Maria Montessori believed in a child-centered approach to learning, which encourages self-regulation and builds self-esteem. While a material may be “modeled” by a guide, the use of and interaction with the material comes from the child, without interruption from the guide, during a block of time known as the “work cycle.” The child is thus working at their own pace, and the guide does not push the students to catch up or compare to others. This fosters a lifelong love of learning, encouraging the curriculum to be deeply understood rather than simply memorized.

The environment and materials within a Montessori setting are also distinctly different from any other childcare facility. The environment and materials are directly and indirectly tailored for exploration and progressive learning. By visiting and revisiting each material, students can build on past lessons, allowing them to absorb concepts on their own individual timeline. 

This environment is also natural and beautiful, which keeps things minimal and organized. With materials that have many purposes, less really is more. Plants and other natural objects decorate the environment to make a warm and homelike place for children to learn.

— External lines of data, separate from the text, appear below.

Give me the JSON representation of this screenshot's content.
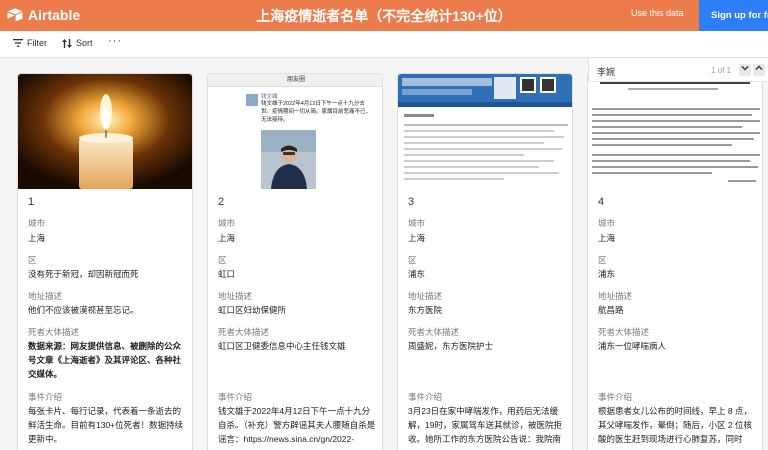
{
  "app": {
    "brand": "Airtable",
    "title": "上海疫情逝者名单（不完全统计130+位）",
    "use_data_label": "Use this data",
    "signup_label": "Sign up for free"
  },
  "toolbar": {
    "filter_label": "Filter",
    "sort_label": "Sort",
    "more_label": "···"
  },
  "field_labels": {
    "city": "城市",
    "district": "区",
    "address": "地址描述",
    "description": "死者大体描述",
    "event": "事件介绍"
  },
  "cards": [
    {
      "num": "1",
      "city": "上海",
      "district": "没有死于新冠，却因新冠而死",
      "address": "他们不应该被漠视甚至忘记。",
      "description": "数据来源：网友提供信息、被删除的公众号文章《上海逝者》及其评论区、各种社交媒体。",
      "event": "每张卡片、每行记录，代表着一条逝去的鲜活生命。目前有130+位死者！数据持续更新中。"
    },
    {
      "num": "2",
      "city": "上海",
      "district": "虹口",
      "address": "虹口区妇幼保健所",
      "description": "虹口区卫健委信息中心主任钱文雄",
      "event": "钱文雄于2022年4月12日下午一点十九分自杀。（补充）警方辟谣其夫人腰随自杀是谣言：https://news.sina.cn/gn/2022-",
      "screenshot_header": "朋友圈",
      "screenshot_name": "钱文雄",
      "screenshot_text": "钱文雄于2022年4月12日下午一点十九分去世。疫情期间一切从简。家属目前悲痛不已，无法接待。"
    },
    {
      "num": "3",
      "city": "上海",
      "district": "浦东",
      "address": "东方医院",
      "description": "周盛妮，东方医院护士",
      "event": "3月23日在家中哮喘发作，用药后无法缓解，19时，家属驾车送其就诊，被医院拒收。她所工作的东方医院公告说：我院南"
    },
    {
      "num": "4",
      "city": "上海",
      "district": "浦东",
      "address": "航昌路",
      "description": "浦东一位哮喘病人",
      "event": "根据患者女儿公布的时间线，早上 8 点，其父哮喘发作，晕倒；随后，小区 2 位核酸的医生赶到现场进行心肺复苏，同时"
    }
  ],
  "detail_panel": {
    "title": "李婉",
    "pager": "1 of 1"
  }
}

The classrooms themselves are multi-age community settings with children grouped by their development stages. In this way, children are not only taking in information but modeling and performing this knowledge for their peers. This further builds confidence and solidifies what they have learned. 

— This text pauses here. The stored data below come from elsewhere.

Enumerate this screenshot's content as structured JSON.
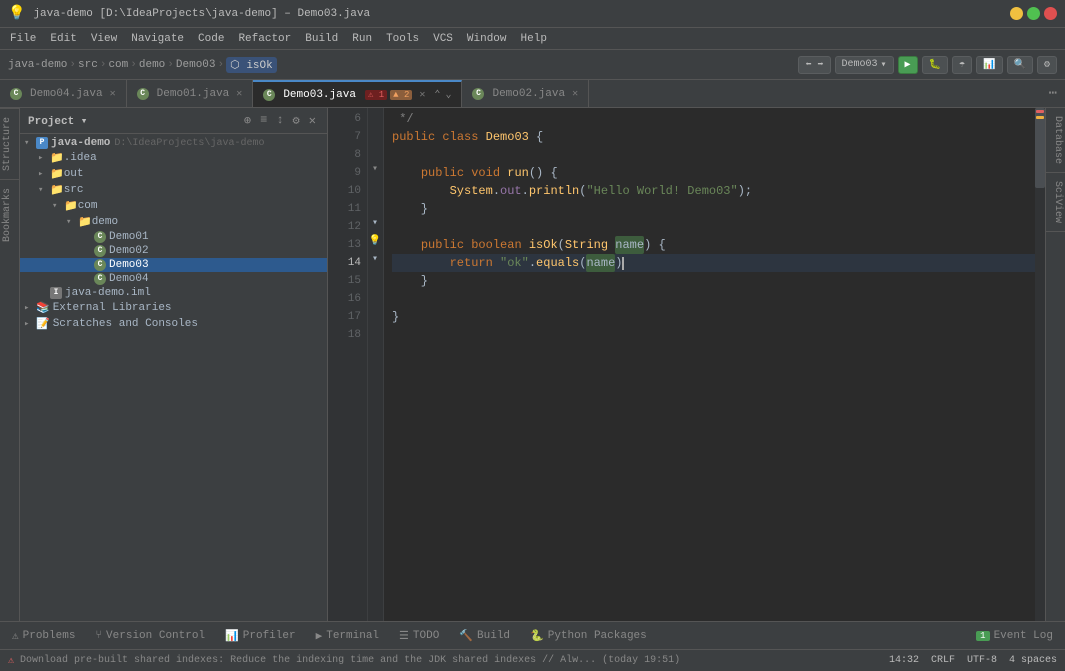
{
  "titleBar": {
    "title": "java-demo [D:\\IdeaProjects\\java-demo] – Demo03.java",
    "minBtn": "─",
    "maxBtn": "□",
    "closeBtn": "✕"
  },
  "menuBar": {
    "items": [
      "File",
      "Edit",
      "View",
      "Navigate",
      "Code",
      "Refactor",
      "Build",
      "Run",
      "Tools",
      "VCS",
      "Window",
      "Help"
    ]
  },
  "navBar": {
    "breadcrumb": [
      "java-demo",
      "src",
      "com",
      "demo",
      "Demo03",
      "isOk"
    ],
    "runConfig": "Demo03",
    "searchIcon": "🔍",
    "gearIcon": "⚙"
  },
  "tabs": [
    {
      "label": "Demo04.java",
      "icon": "C",
      "active": false,
      "hasClose": true
    },
    {
      "label": "Demo01.java",
      "icon": "C",
      "active": false,
      "hasClose": true
    },
    {
      "label": "Demo03.java",
      "icon": "C",
      "active": true,
      "hasClose": true,
      "errors": 1,
      "warnings": 2
    },
    {
      "label": "Demo02.java",
      "icon": "C",
      "active": false,
      "hasClose": true
    }
  ],
  "sidebar": {
    "title": "Project",
    "tree": [
      {
        "label": "java-demo",
        "type": "root",
        "indent": 0,
        "expanded": true,
        "sub": "D:\\IdeaProjects\\java-demo"
      },
      {
        "label": ".idea",
        "type": "folder",
        "indent": 1,
        "expanded": false
      },
      {
        "label": "out",
        "type": "folder",
        "indent": 1,
        "expanded": false,
        "selected_parent": true
      },
      {
        "label": "src",
        "type": "folder",
        "indent": 1,
        "expanded": true
      },
      {
        "label": "com",
        "type": "folder",
        "indent": 2,
        "expanded": true
      },
      {
        "label": "demo",
        "type": "folder",
        "indent": 3,
        "expanded": true
      },
      {
        "label": "Demo01",
        "type": "class",
        "indent": 4
      },
      {
        "label": "Demo02",
        "type": "class",
        "indent": 4
      },
      {
        "label": "Demo03",
        "type": "class",
        "indent": 4,
        "selected": true
      },
      {
        "label": "Demo04",
        "type": "class",
        "indent": 4
      },
      {
        "label": "java-demo.iml",
        "type": "iml",
        "indent": 1
      },
      {
        "label": "External Libraries",
        "type": "folder",
        "indent": 0,
        "expanded": false
      },
      {
        "label": "Scratches and Consoles",
        "type": "folder",
        "indent": 0,
        "expanded": false
      }
    ]
  },
  "editor": {
    "lines": [
      {
        "num": 6,
        "content": " */",
        "type": "comment"
      },
      {
        "num": 7,
        "content": "public class Demo03 {",
        "type": "code"
      },
      {
        "num": 8,
        "content": "",
        "type": "blank"
      },
      {
        "num": 9,
        "content": "    public void run() {",
        "type": "code",
        "foldable": true
      },
      {
        "num": 10,
        "content": "        System.out.println(\"Hello World! Demo03\");",
        "type": "code"
      },
      {
        "num": 11,
        "content": "    }",
        "type": "code"
      },
      {
        "num": 12,
        "content": "",
        "type": "blank"
      },
      {
        "num": 13,
        "content": "    public boolean isOk(String name) {",
        "type": "code",
        "foldable": true
      },
      {
        "num": 14,
        "content": "        return \"ok\".equals(name)",
        "type": "code",
        "current": true,
        "hint": true
      },
      {
        "num": 15,
        "content": "    }",
        "type": "code",
        "foldable": true
      },
      {
        "num": 16,
        "content": "",
        "type": "blank"
      },
      {
        "num": 17,
        "content": "}",
        "type": "code"
      },
      {
        "num": 18,
        "content": "",
        "type": "blank"
      }
    ]
  },
  "bottomTabs": [
    {
      "label": "Problems",
      "icon": "⚠",
      "active": false
    },
    {
      "label": "Version Control",
      "icon": "🔀",
      "active": false
    },
    {
      "label": "Profiler",
      "icon": "📊",
      "active": false
    },
    {
      "label": "Terminal",
      "icon": "▶",
      "active": false
    },
    {
      "label": "TODO",
      "icon": "☰",
      "active": false
    },
    {
      "label": "Build",
      "icon": "🔨",
      "active": false
    },
    {
      "label": "Python Packages",
      "icon": "📦",
      "active": false
    }
  ],
  "eventLog": {
    "label": "Event Log",
    "badge": "1"
  },
  "statusBar": {
    "errorMsg": "Download pre-built shared indexes: Reduce the indexing time and the JDK shared indexes // Alw... (today 19:51)",
    "position": "14:32",
    "lineSep": "CRLF",
    "encoding": "UTF-8",
    "indent": "4 spaces"
  },
  "sidePanels": [
    "Structure",
    "Bookmarks"
  ],
  "rightPanels": [
    "Database",
    "SciView"
  ]
}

The Montessori Method also leans heavily on the whole child’s development, not only academic but also social and emotional. Modeled lessons in practical life skills are seen as essential parts of what makes children contributing members of society, with students encouraged to clean up, take care of, and dress themselves. 

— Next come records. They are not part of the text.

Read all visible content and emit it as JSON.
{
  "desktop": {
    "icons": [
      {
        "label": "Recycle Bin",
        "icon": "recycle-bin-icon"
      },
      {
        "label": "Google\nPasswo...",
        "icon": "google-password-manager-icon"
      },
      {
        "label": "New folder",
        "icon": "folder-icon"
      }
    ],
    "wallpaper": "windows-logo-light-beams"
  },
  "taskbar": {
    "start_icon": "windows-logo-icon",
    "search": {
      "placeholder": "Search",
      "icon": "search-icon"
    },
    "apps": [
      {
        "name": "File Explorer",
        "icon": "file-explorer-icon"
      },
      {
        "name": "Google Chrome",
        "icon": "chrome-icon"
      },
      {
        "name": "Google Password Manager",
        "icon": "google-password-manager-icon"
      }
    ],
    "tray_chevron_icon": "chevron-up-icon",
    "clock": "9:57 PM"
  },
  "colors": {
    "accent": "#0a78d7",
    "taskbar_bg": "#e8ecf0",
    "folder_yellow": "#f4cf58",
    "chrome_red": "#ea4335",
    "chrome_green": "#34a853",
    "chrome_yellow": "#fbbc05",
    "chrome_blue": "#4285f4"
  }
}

Now, let’s consider Daycare…

While Traditional Daycares and play-based environments can be wonderful and safe, they are either teacher-led learning environments or lack academic material. Children are not encouraged to interact with their materials freely, often referred to as “toys,” and any academic curriculum is generally geared towards memorization rather than educational advancement or social-emotional well-being.

Children within a daycare setting are expected to conform to a rigorous schedule with hourly blocks of time and limited time to access particular “stations.” While they may be invited for free “play,” the materials themselves are not molded explicitly for teaching abstract concepts. Children are given workbooks and textbooks to memorize and organize information according to the teacher’s requirements. 

Daycare settings also lean heavily on external modes of compliance and obedience rather than internal development of self-regulation. This is a tool used to keep an entire classroom focused on one topic at the same time. These topics are generally given by teachers not trained or certified in a specific educational philosophy, and lessons are designed only for cognitive learning. 

With classrooms age-segregated, many children may feel left behind because not all children at one age fall into the same developmental category. This is especially true as students advance towards upper elementary, with many children being held back for lack of retention of the information, a determination often improperly imparted to children with different learning styles. Abstract learning and freedom of choice are limited to the expectations of the teacher and the pace of the entire classroom.

The classrooms are heavily commercialized with bold colors and bright lights, often leading to overstimulation. This can be trying when daycare settings expect children to remain seated for hours. 

While children are expected to be involved in their day-to-day curriculum, their “care of self” or practical life is left for their parents to impart. This can make the process of care for self and care of the environment entirely up to the parents and often overlooked altogether.

Wrapping Up

What truly sets Montessori apart from traditional daycare is its philosophy based on the scientific method, allowing for educational advancement geared towards abstract learning imparted at the proper time developmentally. This holistic approach provides a curriculum, builds on the child’s happiness and individuality, and fosters a lifelong love of learning.